On the night of June 9, 2020, a bronze Christopher Columbus went into Fountain Lake. The statue had stood in Byrd Park since 1927; the lake had been dug a century earlier as a borrow pit to build the city's new reservoir, then left to fill with water. The pit's accidental beauty had outlasted its industrial purpose, the same way the park itself had outlasted the 19th-century waterworks that gave birth to it. The 287 acres around the reservoir were originally called, with civic frankness, New Reservoir Park. By 1907, after the trees had grown in, Richmond decided the place deserved a better name and gave it to William Byrd II, whose family had owned this stretch of the James long before there was a city to need parks.

The Reservoir That Grew a Park

The story starts in 1873 with a city outgrowing its plumbing. Richmond's old waterworks couldn't keep up, and engineers chose a site upriver to the west for a new reservoir. From 1875 to 1888 they bought the land and dug the basin, throwing the excavated earth into berms. The pit they left behind filled with water and became Fountain Lake. In 1884 they built the New Pump-House at the bottom of the hill, drawing water from the defunct James River and Kanawha Canal and pumping it up the bluff. The road carrying the main was named, with the same civic literalism, the Boulevard. Around all this functional infrastructure, the city laid out a park. By 1914, plans were underway for two more lakes - Shields and Swann - and what had started as municipal water management was on its way to becoming Richmond's signature green space.

The Carillon

Stand anywhere in Byrd Park and you can see it: a 240-foot brick tower in Georgian classicism, Virginia's interpretation of an Italian campanile. The World War I Memorial Carillon was designed by Boston architect Ralph Adams Cram and dedicated on October 15, 1932, in memory of the roughly 3,700 Virginians who died in that war. Inside hang 53 bells. They ring on Veterans Day, Memorial Day, and the Fourth of July, and they are loud enough to be heard across a wide swath of the city. The carillon went on the National Register of Historic Places in 1984; the park around it joined the register in 2016. There is something fitting about a memorial that doesn't just stand there but actually speaks - that on certain days throws sound across the lakes and lawns where everyone can hear it whether they came to remember or not.

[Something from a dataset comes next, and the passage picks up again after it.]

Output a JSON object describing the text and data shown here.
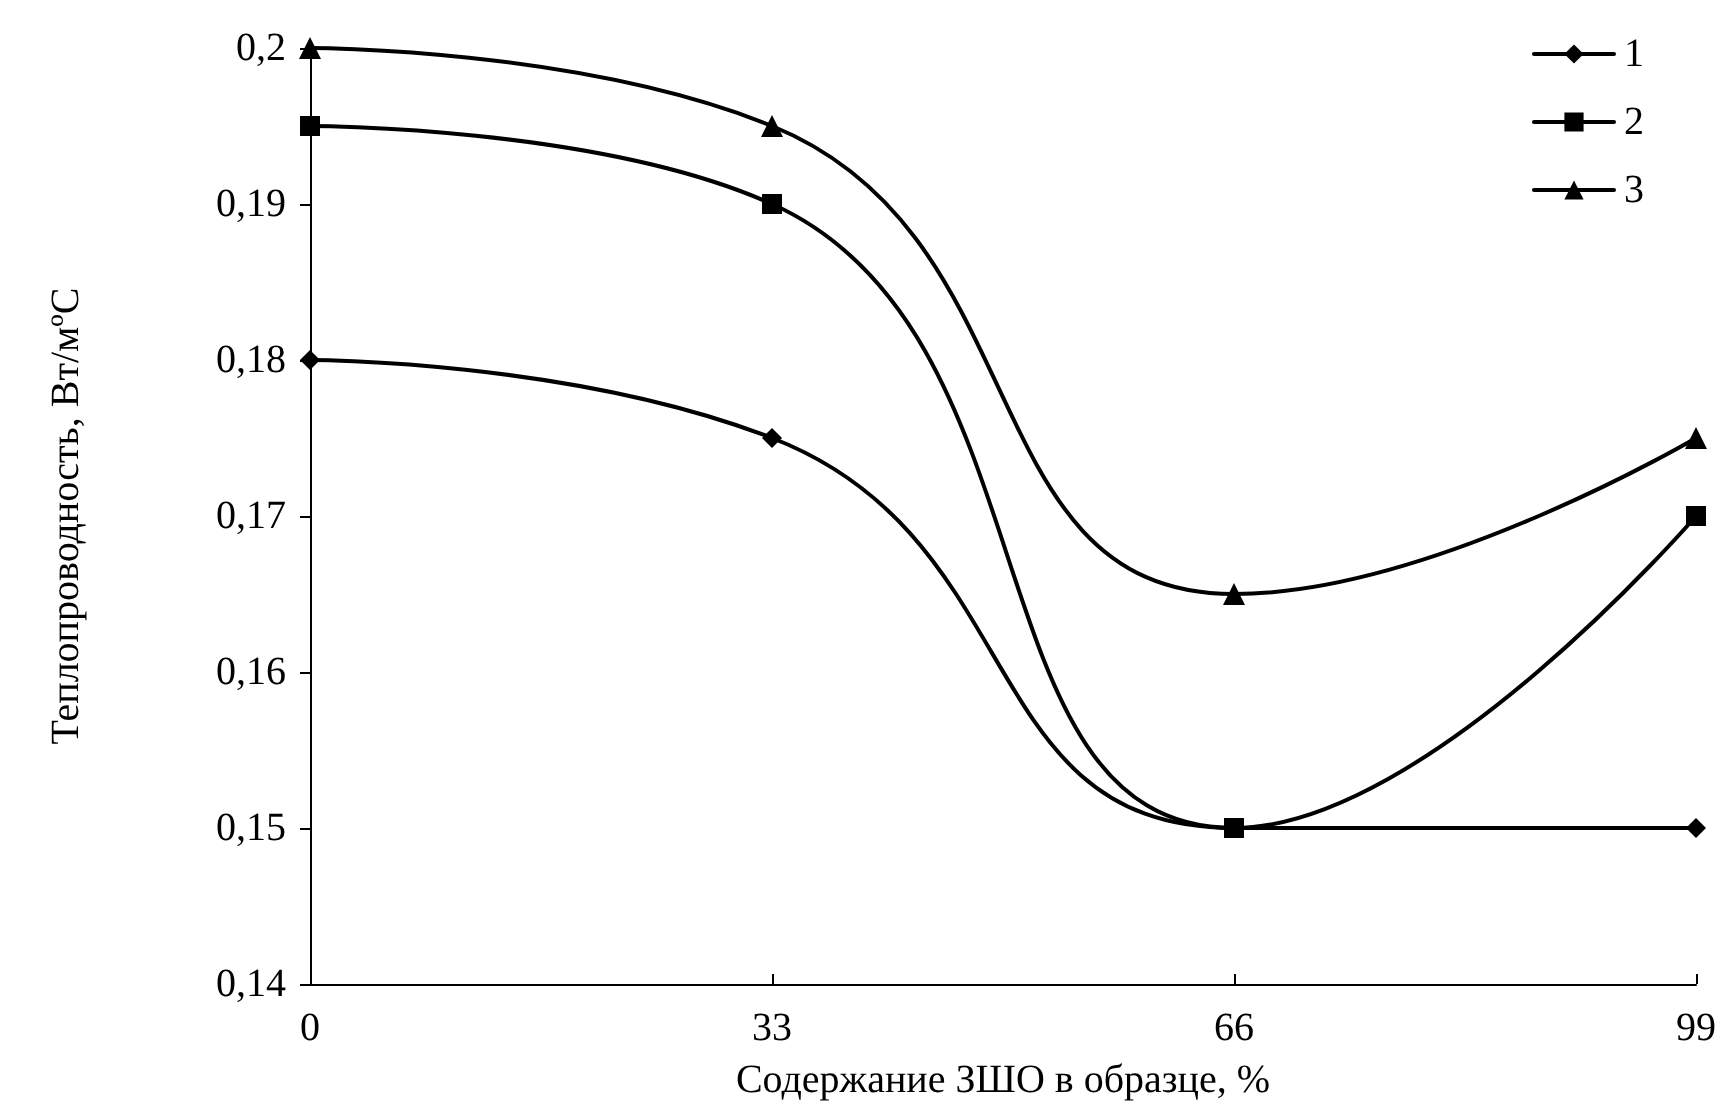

Dogwood Dell and the Cannons

Tucked into the trees below the carillon is Dogwood Dell, an amphitheater that has hosted Richmond's Summer Festival of the Arts since the 1950s. The festival celebrated its fiftieth season in 2006. Plays, concerts, children's events, and one tradition that is pure Richmond: every Fourth of July, the Richmond Concert Band closes the evening with Tchaikovsky's 1812 Overture, accompanied by real cannon fire and a fireworks display, with the carillon ringing across the whole thing. May brings the Arts in the Park festival, when more than 400 artists and artisans set up to sell their work. December brings a live Nativity pageant at the carillon, a Richmond tradition for more than 60 years.

What the Park Holds

Byrd Park is bigger than most visitors realize - 287 acres of paths, fields, woods, and water. There is a mile-long fitness trail. There are tennis courts, Little League fields, and a children's playground. There are three lakes: Shields (occasionally spelled Sheilds, just to keep things interesting), Swan, and Boat Lake - which is also called Fountain Lake because of the lighted fountain rising from its center. You can rent pedal boats in season. There is the historic round house, once part of the waterworks. There is Poplar Vale Cemetery, quietly tucked into the grounds. And in 2016 the Richmond Police Memorial moved here - an eight-foot bronze officer carrying a girl who clutches a teddy bear, with a plaque naming 28 Richmond officers killed in the line of duty between 1869 and 2003. The memorial was later removed after being vandalized in the summer of 2020. The lakes and the trees and the carillon stay; the smaller things at the edges keep shifting.

From the Air

Coordinates 37.5408 N, 77.4839 W, west of downtown Richmond just north of the James River and adjacent to Maymont. Best viewed from 1,500-3,000 ft AGL. The 240-foot World War I Memorial Carillon is the most distinctive landmark from the air - a brick campanile rising from the trees, visible for several miles. Look for three small lakes clustered to its east. Richmond International Airport (KRIC) lies 8 miles east-northeast; Chesterfield County Airport (KFCI) is 7 miles south.